A YOUNG member of Teesdale Sailing and Watersports Club has been given his own boat for the next two years thanks to a partnership between the John Merricks Sailing Trust (JMST) and RYA OnBoard.

Max Yeowart is one of 12 promising sailors and windsurfers from across the UK to benefit from the scheme this year.

Since its launch in 2013, the partnership has supported youngsters who display enthusiasm, drive, talent and commitment to the sport but who may not ordinarily have the opportunity or financial backing to achieve their goals.

Ten-year-old Max, who has been awarded an Optimist racing dinghy, learnt how to sail at Teesdale Sailing and Watersports Club after attending a taster session with Staindrop Cubs in 2017.

He has now started travelling for training and competitions across the region and beyond, but has always had to borrow a club boat to take part.

He said: “Having a boat of my own will make a big difference because then I’ll know I can definitely go to events without having to worry if anyone else has already got something planned.”

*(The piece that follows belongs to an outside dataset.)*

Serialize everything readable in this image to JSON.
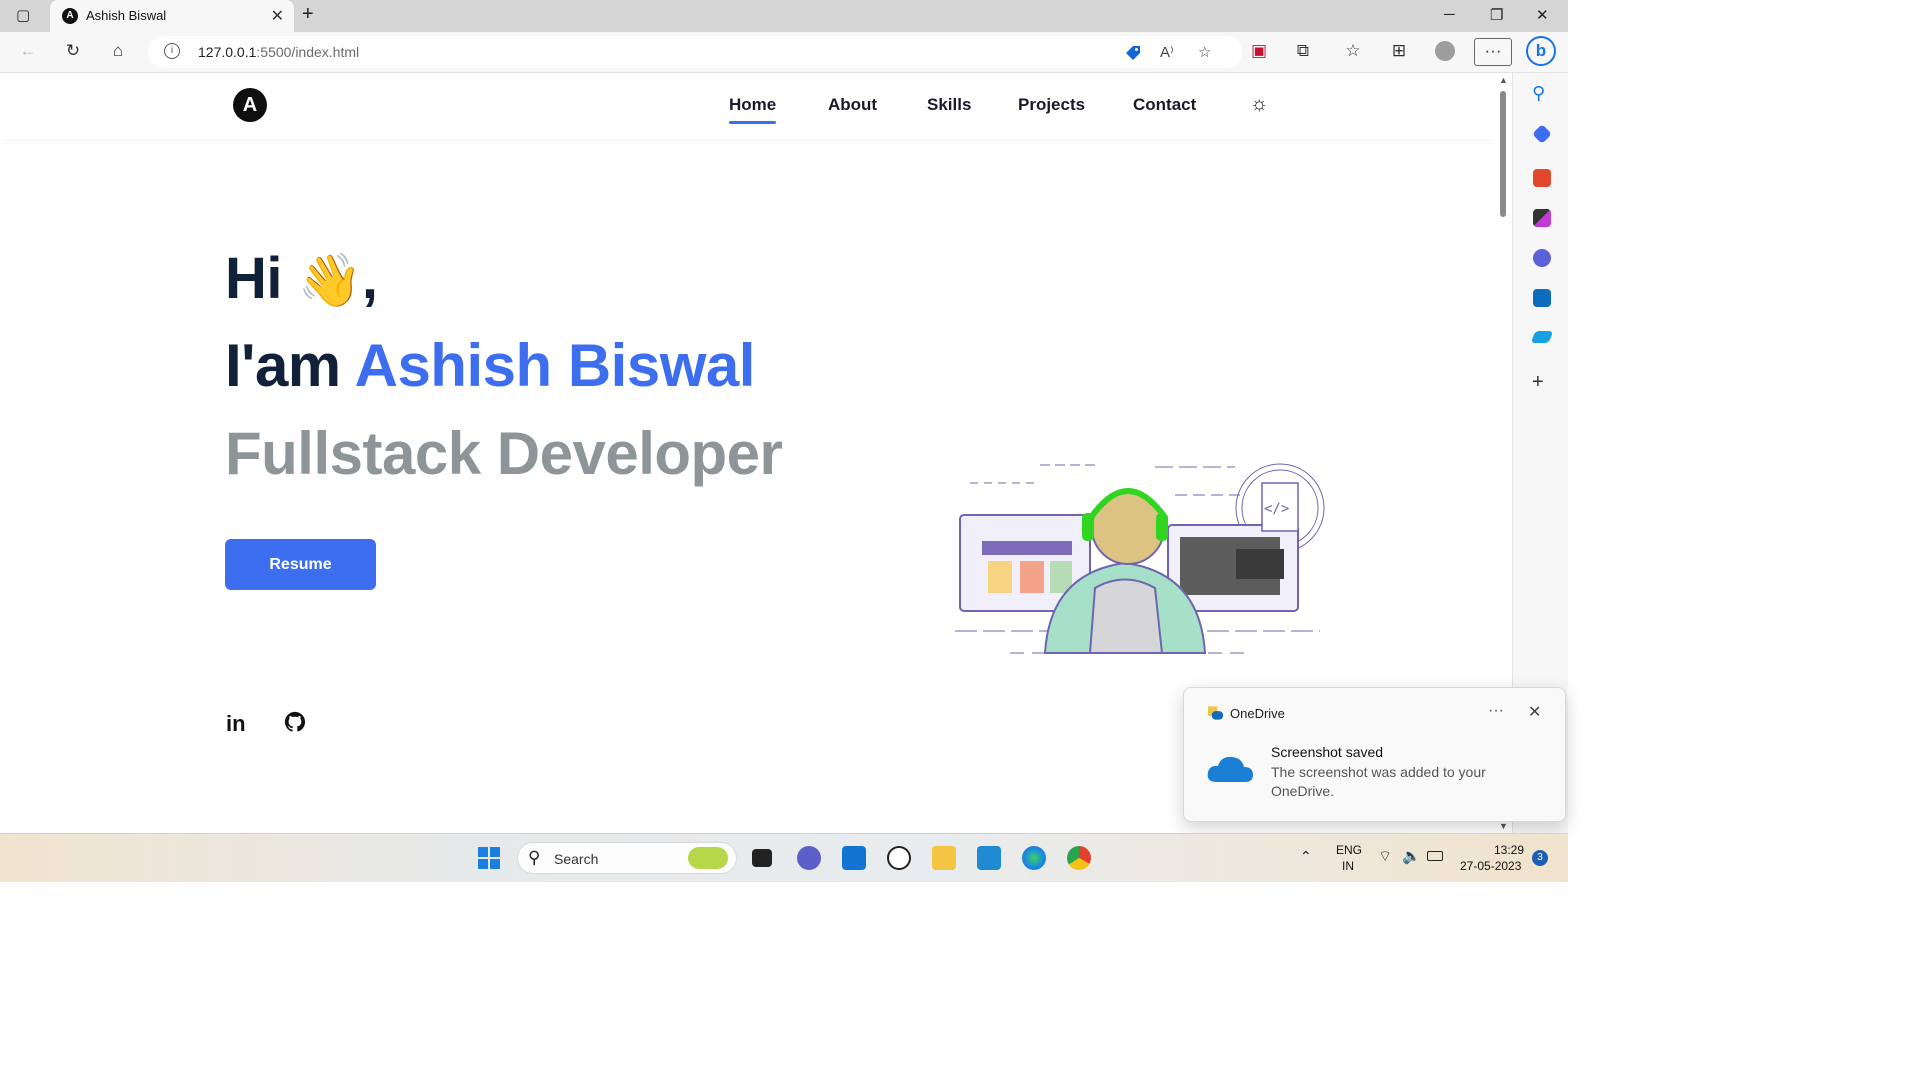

Despite being new to the sport, Max has already tasted sailing success, finishing second overall in the Optimist regatta fleet at the British Youth Sailing North Junior Championships, at Ullswater.

“I just really enjoy sailing and competing and the new boat will enable me to develop my skills,” he said.

Max will have exclusive use of the boat for two years, after which it will go to the club to benefit other young sailors in the future.

Mum Judy added: “It’s really fantastic for Max to have the security of knowing he has this new boat for two years, and long-term to have a second boat for the club.

“We owe a big thank you to Teesdale Sailing and Watersports Club because it operates as a charity and does a lot of work with the local community, involving groups like Beavers, Cubs and Scouts to give kids a chance to have a go at a sport they wouldn’t necessarily have the opportunity to try. We’re not a sailing family and wouldn’t have known where to start, and it’s a sport you associate with wealthy families, but Max went to the taster session and then subsequently went along when they first ran junior sessions throughout the summer holidays, and he just absolutely loved it.”

Tony Merry, development officer, said the club had been working to grow its membership and in particular encourage children, leading to the launch of its F3 Club for seven to 11-year-olds and a summer school on Saturdays.

He said the example set by Max would help to inspire other up and coming sailors at the club, who will in turn then also get to benefit from the boat.